What really bugs me about this state of affairs is that I consider the
python 2 dict.items() to be safe and free of surprises, but I no
longer feel the same way about it in 3; this is really about the fact
that when you want to get the items, keys, or values of a dict, the
simplest thing is no longer the safest thing. (I don't want to belabor
this point too much since it isn't really my place to judge, but to
me, dict views feel like they are a "special case that breaks the
rules.")

In python 2 we had dict.iteritems(), and I never had any negative
feelings about it because I always considered it "more complicated"
than dict.items(), and I almost never used it.

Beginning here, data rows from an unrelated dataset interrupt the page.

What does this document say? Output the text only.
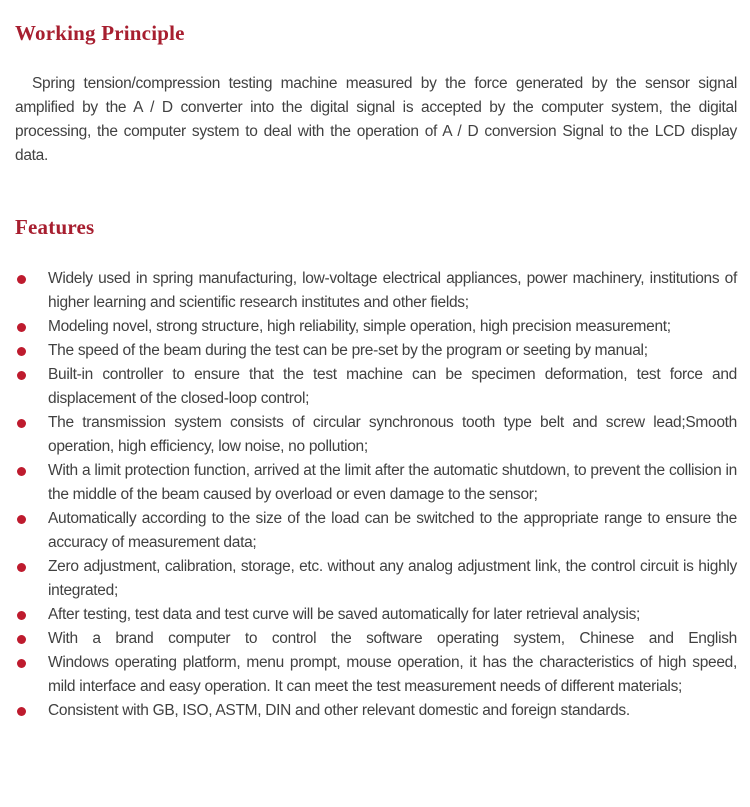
Working Principle

Spring tension/compression testing machine measured by the force generated by the sensor signal amplified by the A / D converter into the digital signal is accepted by the computer system, the digital processing, the computer system to deal with the operation of A / D conversion Signal to the LCD display data.

Features
Widely used in spring manufacturing, low-voltage electrical appliances, power machinery, institutions of higher learning and scientific research institutes and other fields;
Modeling novel, strong structure, high reliability, simple operation, high precision measurement;
The speed of the beam during the test can be pre-set by the program or seeting by manual;
Built-in controller to ensure that the test machine can be specimen deformation, test force and displacement of the closed-loop control;
The transmission system consists of circular synchronous tooth type belt and screw lead;Smooth operation, high efficiency, low noise, no pollution;
With a limit protection function, arrived at the limit after the automatic shutdown, to prevent the collision in the middle of the beam caused by overload or even damage to the sensor;
Automatically according to the size of the load can be switched to the appropriate range to ensure the accuracy of measurement data;
Zero adjustment, calibration, storage, etc. without any analog adjustment link, the control circuit is highly integrated;
After testing, test data and test curve will be saved automatically for later retrieval analysis;
With a brand computer to control the software operating system, Chinese and English
Windows operating platform, menu prompt, mouse operation, it has the characteristics of high speed, mild interface and easy operation. It can meet the test measurement needs of different materials;
Consistent with GB, ISO, ASTM, DIN and other relevant domestic and foreign standards.
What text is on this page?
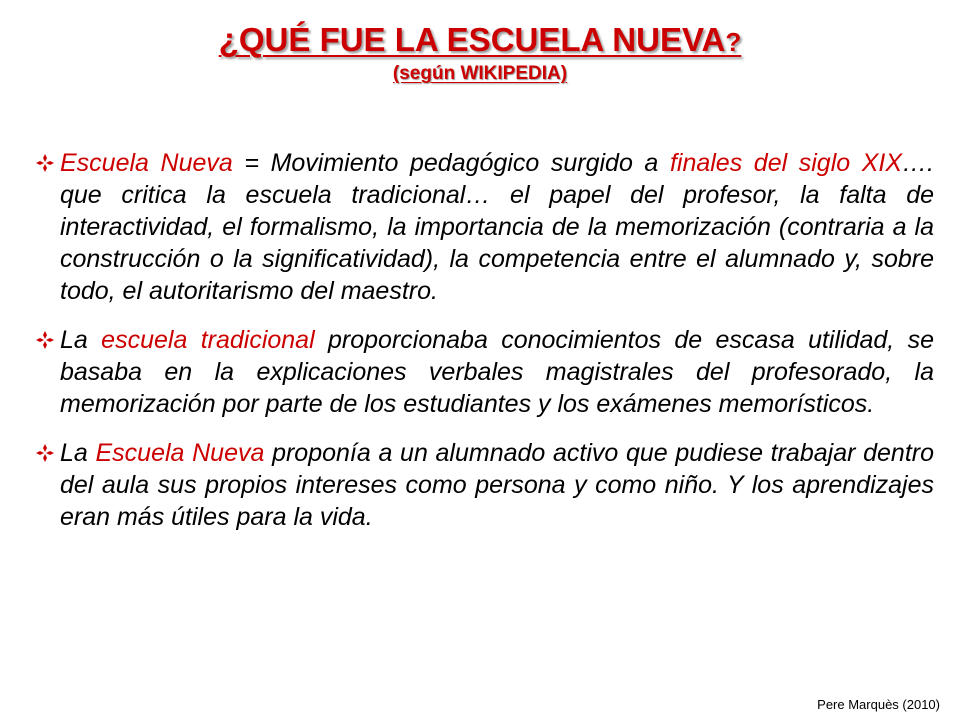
¿QUÉ FUE LA ESCUELA NUEVA?
(según WIKIPEDIA)
Escuela Nueva = Movimiento pedagógico surgido a finales del siglo XIX…. que critica la escuela tradicional… el papel del profesor, la falta de interactividad, el formalismo, la importancia de la memorización (contraria a la construcción o la significatividad), la competencia entre el alumnado y, sobre todo, el autoritarismo del maestro.
La escuela tradicional proporcionaba conocimientos de escasa utilidad, se basaba en la explicaciones verbales magistrales del profesorado, la memorización por parte de los estudiantes y los exámenes memorísticos.
La Escuela Nueva proponía a un alumnado activo que pudiese trabajar dentro del aula sus propios intereses como persona y como niño. Y los aprendizajes eran más útiles para la vida.
Pere Marquès (2010)
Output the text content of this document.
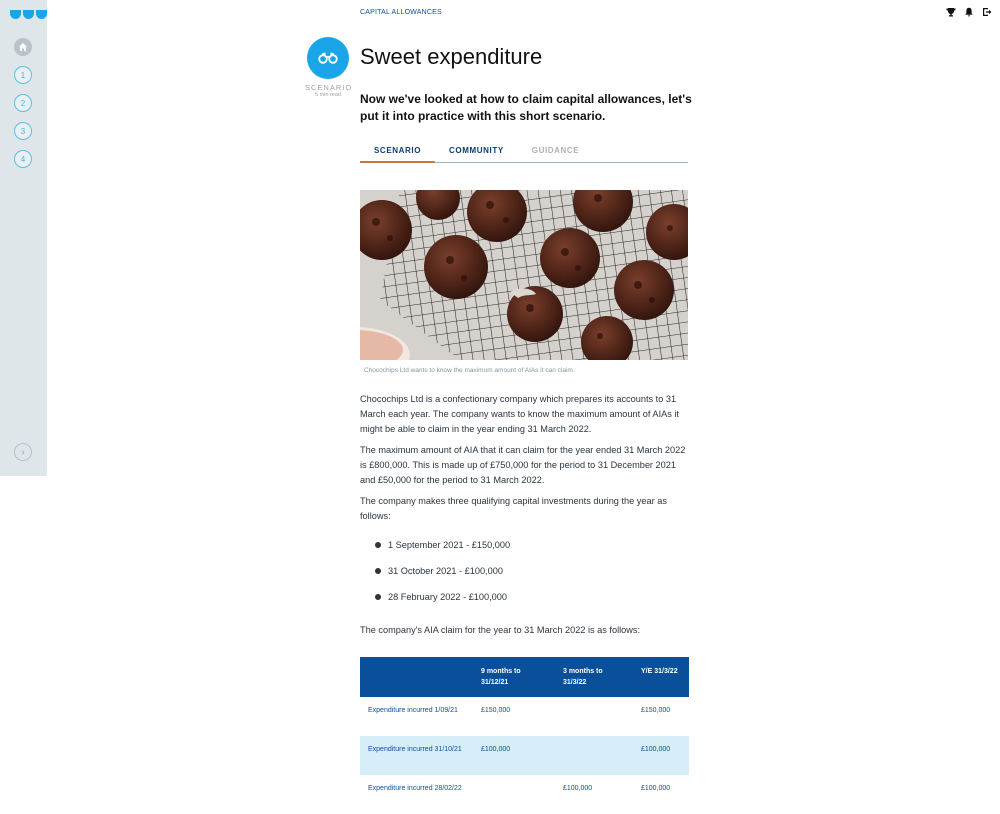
1
2
3
4
›
CAPITAL ALLOWANCES
SCENARIO
5 min read
Sweet expenditure

Now we've looked at how to claim capital allowances, let's put it into practice with this short scenario.

SCENARIO	COMMUNITY	GUIDANCE
Chocochips Ltd wants to know the maximum amount of AIAs it can claim.

Chocochips Ltd is a confectionary company which prepares its accounts to 31 March each year. The company wants to know the maximum amount of AIAs it might be able to claim in the year ending 31 March 2022.

The maximum amount of AIA that it can claim for the year ended 31 March 2022 is £800,000. This is made up of £750,000 for the period to 31 December 2021 and £50,000 for the period to 31 March 2022.

The company makes three qualifying capital investments during the year as follows:

1 September 2021 - £150,000
31 October 2021 - £100,000
28 February 2022 - £100,000

The company's AIA claim for the year to 31 March 2022 is as follows:

	9 months to 31/12/21	3 months to 31/3/22	Y/E 31/3/22
Expenditure incurred 1/09/21	£150,000		£150,000
Expenditure incurred 31/10/21	£100,000		£100,000
Expenditure incurred 28/02/22		£100,000	£100,000
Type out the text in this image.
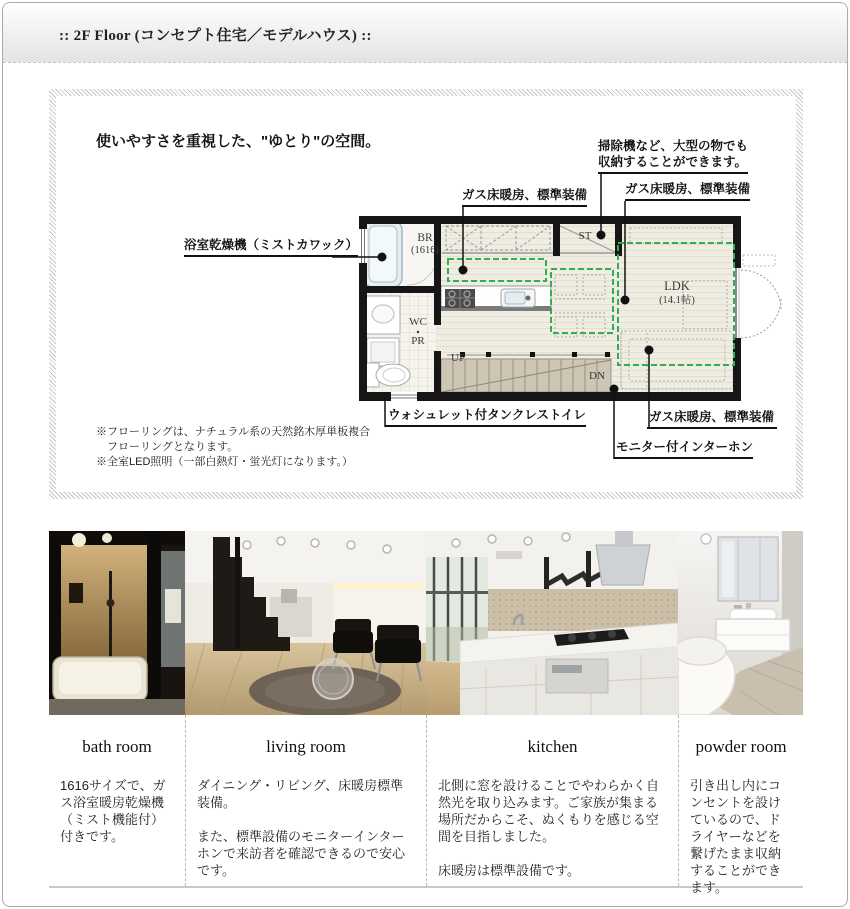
:: 2F Floor (コンセプト住宅／モデルハウス) ::
BR
(1616)
ST
WC
PR
LDK
(14.1帖)
UP
DN
使いやすさを重視した、"ゆとり"の空間。	掃除機など、大型の物でも
収納することができます。
ガス床暖房、標準装備	ガス床暖房、標準装備
浴室乾燥機（ミストカワック）
ウォシュレット付タンクレストイレ	ガス床暖房、標準装備
モニター付インターホン
※フローリングは、ナチュラル系の天然銘木厚単板複合
　フローリングとなります。
※全室LED照明（一部白熱灯・蛍光灯になります。）
bath room

1616サイズで、ガス浴室暖房乾燥機（ミスト機能付）付きです。

living room

ダイニング・リビング、床暖房標準装備。

また、標準設備のモニターインターホンで来訪者を確認できるので安心です。

kitchen

北側に窓を設けることでやわらかく自然光を取り込みます。ご家族が集まる場所だからこそ、ぬくもりを感じる空間を目指しました。

床暖房は標準設備です。

powder room

引き出し内にコンセントを設けているので、ドライヤーなどを繋げたまま収納することができます。
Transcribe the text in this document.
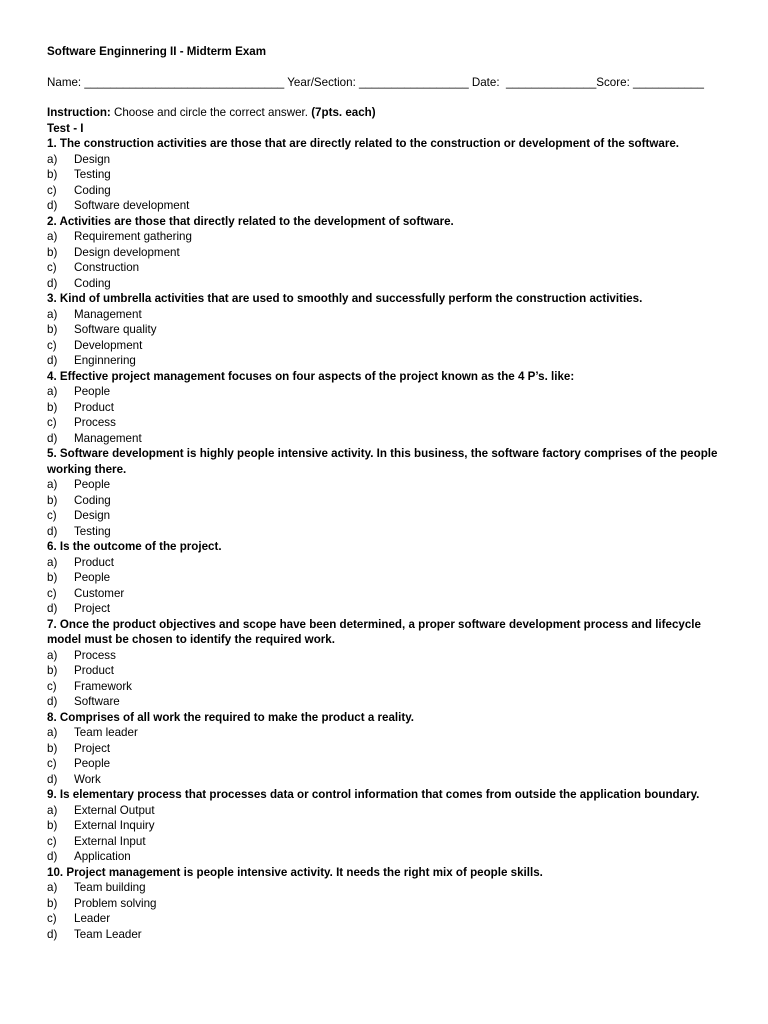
Software Enginnering II - Midterm Exam
Name: _______________________________ Year/Section: _________________ Date:  ______________Score: ___________
Instruction: Choose and circle the correct answer. (7pts. each)
Test - I
1. The construction activities are those that are directly related to the construction or development of the software.
a)	Design
b)	Testing
c)	Coding
d)	Software development
2. Activities are those that directly related to the development of software.
a)	Requirement gathering
b)	Design development
c)	Construction
d)	Coding
3. Kind of umbrella activities that are used to smoothly and successfully perform the construction activities.
a)	Management
b)	Software quality
c)	Development
d)	Enginnering
4. Effective project management focuses on four aspects of the project known as the 4 P’s. like:
a)	People
b)	Product
c)	Process
d)	Management
5. Software development is highly people intensive activity. In this business, the software factory comprises of the people working there.
a)	People
b)	Coding
c)	Design
d)	Testing
6. Is the outcome of the project.
a)	Product
b)	People
c)	Customer
d)	Project
7. Once the product objectives and scope have been determined, a proper software development process and lifecycle model must be chosen to identify the required work.
a)	Process
b)	Product
c)	Framework
d)	Software
8. Comprises of all work the required to make the product a reality.
a)	Team leader
b)	Project
c)	People
d)	Work
9. Is elementary process that processes data or control information that comes from outside the application boundary.
a)	External Output
b)	External Inquiry
c)	External Input
d)	Application
10. Project management is people intensive activity. It needs the right mix of people skills.
a)	Team building
b)	Problem solving
c)	Leader
d)	Team Leader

Every time I see
dict.iteritems() I think, "OK, this is a lightweight iterator, it
better get used up before the dict changes." If dict.items() had
stayed the same function but we lost dict.iteritems() and gained
dict.itemsview(), I wouldn't have written this message.

At any rate, my apologies for the long message, but I've been sitting
on this for a while, and I just felt the need to get this out.